# Wi-fi, USB issues on a new Sharp Aquos LC40LE835M



## ishrathn (Nov 11, 2012)

Hi I have a new Sharp Aquos LC40LE835M (MADE IN MALAYSIA) but, purchased and being used in India.


1. USB Wi-fi LAN: Can I use any other Wifi lan adapter as the Sharp one isn't available here? Will it work from Sony or Samsung? Want to know before I buy as the cost is very expensive. If that is not possible, can I use a wireless bridge via the ethernet AP?


2. Also want to purchase an Android TV Box. Will it work on this TV?

3. Since there is only one main USB port (two more at the back), can I plug in a multi-USB access point? Will it work? Again, asking before I buy?


4. This might sound like a dumb question, but I have normal (cardboard) 3D glasses. Is it in any way usable on this TV?

5. (and the last one) I am not able to play subtitles, though tthey are copied onto the removable USB along with the movie file. I have put both .srt and .sub files in them, yet they do not play, or show. How to make this work? What format will work?

Please do answer as I am quite helpless without any of these issues sorted out.

Thanks.


----------



## JimE (Apr 16, 2009)

1) Check with sharp. Most likely, only a select few adapters are supported as the drivers for such hardware are written into the firmware.

2) Should work on any TV. You just need to ensure the device and your TV have similar ports (ie: HDMI, component, etc.)

3) No

4) No

5) Check the User Manual for file specs. I can't find any references. For the most part, both sub types should work. The only requirement is typically that the video file and subtitle file should have the same name (ie: indymovie.avi and indymovie.srt)


----------



## ishrathn (Nov 11, 2012)

Hello Dogg,

Thank you so very much for your reply. Really appreciate it. Despite being around for quite some time, Sharp doesn't have a good customer support here. Your reply really helped and saved me loads of money. 

In fact, while waiting for your reply, I learned about another technique, to convert an existing wifi router into a wifi bridge and plug it into the ethernet port. I am going to try it out - it wouldn't cost me a thing 

I am also planning to pick up the Android box. 

Sadly, there is no mention of subtitles in my User Manual. And I am still not able to play it though I have .SUB and .SRT files.

So thanks once again for your reply. Really helped.

Regards,
Ishrath N


----------



## JimE (Apr 16, 2009)

Based on comments made in another topic, it would appear that TV does not support subtitle playback.


----------



## ishrathn (Nov 11, 2012)

Oh! That's bad news. Is it only with Sharp TVs? Surprising, since I can get Sub playback even on my Sony smartphone. Just asking, what other option do I have for Sub Playback? Hard encode on to the movie file?

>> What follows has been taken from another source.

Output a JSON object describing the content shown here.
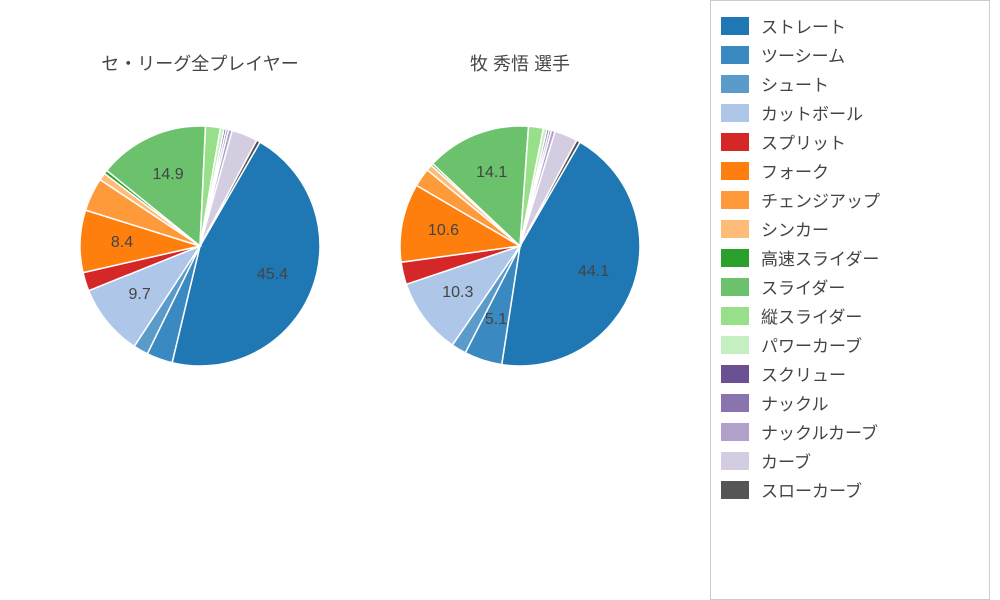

I just have a few more queries and I hope you can help. 

*Problem 1:*
The TV has only 2 sets of ports for Composite, 4 for HDMI and one for VGA. Having only 2 Composite ports is what is causing problems. My Set Top Box (Sat Dish) has only composite - so that's hooked up. I also have a Sony Hi-Fi Music System (Model: MHC GZR7D), and a Philips DVD Player (Model: DVP 3608/94). Both of them need the TV output (music system needs it for USB display and DVD playback), and so I am stuck. Connecting either of them to Composite AV, means I have to leave out the other. 

This is what I wanted to do. I noticed that both players have Component (YPbPr) Video Outputs at the back. Unfortunately, the TV has none. So I figured I could buy a Component to HDMI Cable and then connect either of them to the HDMI port. 

Now, these are my questions - the Music System has only the Video Component. Would this work on HDMI (if I left out the Audio) since the system anyway doubles up as a Home Theatre? And, is the quality good in terms of converting the Component Video to HDMI?

Please let me know. I also considered other options since my Music System has an S-Video Out. I thought of buying an SVideo to VGA cable. Would that work, as my TV also has VGA (RS232C) input?

Another out on my Music System is called "DVD Digital Out" under which is written "Optical". I have no idea what this means. Can you guide me on this and how I can (if possible) hook it up to my TV? 


*Problem 2:*

The second thing is about the Wifi issue. I already have a Linksys router. That's the one I want to convert into a bridge for the TV. Which means I would need a primary router anyway for the Wi-fi. Scouting around, I see a lot of cheaper ones in the market - Chinese goods such as TPLink etc. Would they be compatible with the Linksys Router when I convert it into a bridge - or will it only work if the main router is from Linksys? Also, what are the things I should look for before I pick up a router, specifically for this purpose?

If you can answer these, I'd be grateful. And thanks a tonne Dogg, you've been really great help.


----------



## JimE (Apr 16, 2009)

Assuming you can get confirmation subs aren't supported, then yes, hard subs would be the only option. Or use a different device for playback, and not the TV.

Problem 1:

First, some basics. Video types and quality, from worse to best:

composite video (yellow RCA) low, less than VHS quality (320x240 res)
Coax cable (640x480 res)
S-Video (640x480 res)
Component (red/blue/green RCA) HD 720P and some 1080P
DVI - digital /no audio HD 1080P
HDMI - digital with audio HD 1080P

Whenever possible, you want to use the highest quality connection (HDMI). The ideal solution would be to get an AVR (Audio Video Receiver). Connect everything to the AVR using HDMI, and then a single HDMI cable goes from the AVR to the TV. You then have high quality video and true surround sound for all components that support it.

A simple component to HDMI cable doesn't exist/won't work. Component is analog and HDMI is digital. You would need an active analog to digital converter.

The optical output is a digital audio output. That or HDMI is needed to get true surround sound during movie playback.

This is one of those situations where you need to take into account all of these connections before you buy. Then buy a TV that supports your hardware, or plan on upgrading your other hardware to support your TV.


Problem 2:

I would only recommend getting the same brand. Mixing brands can sometimes be a hassle or not work at all. Although I don't know why you need to bridge in the first place. The TV has wi-fi support, so you only need a new router with wifi.


----------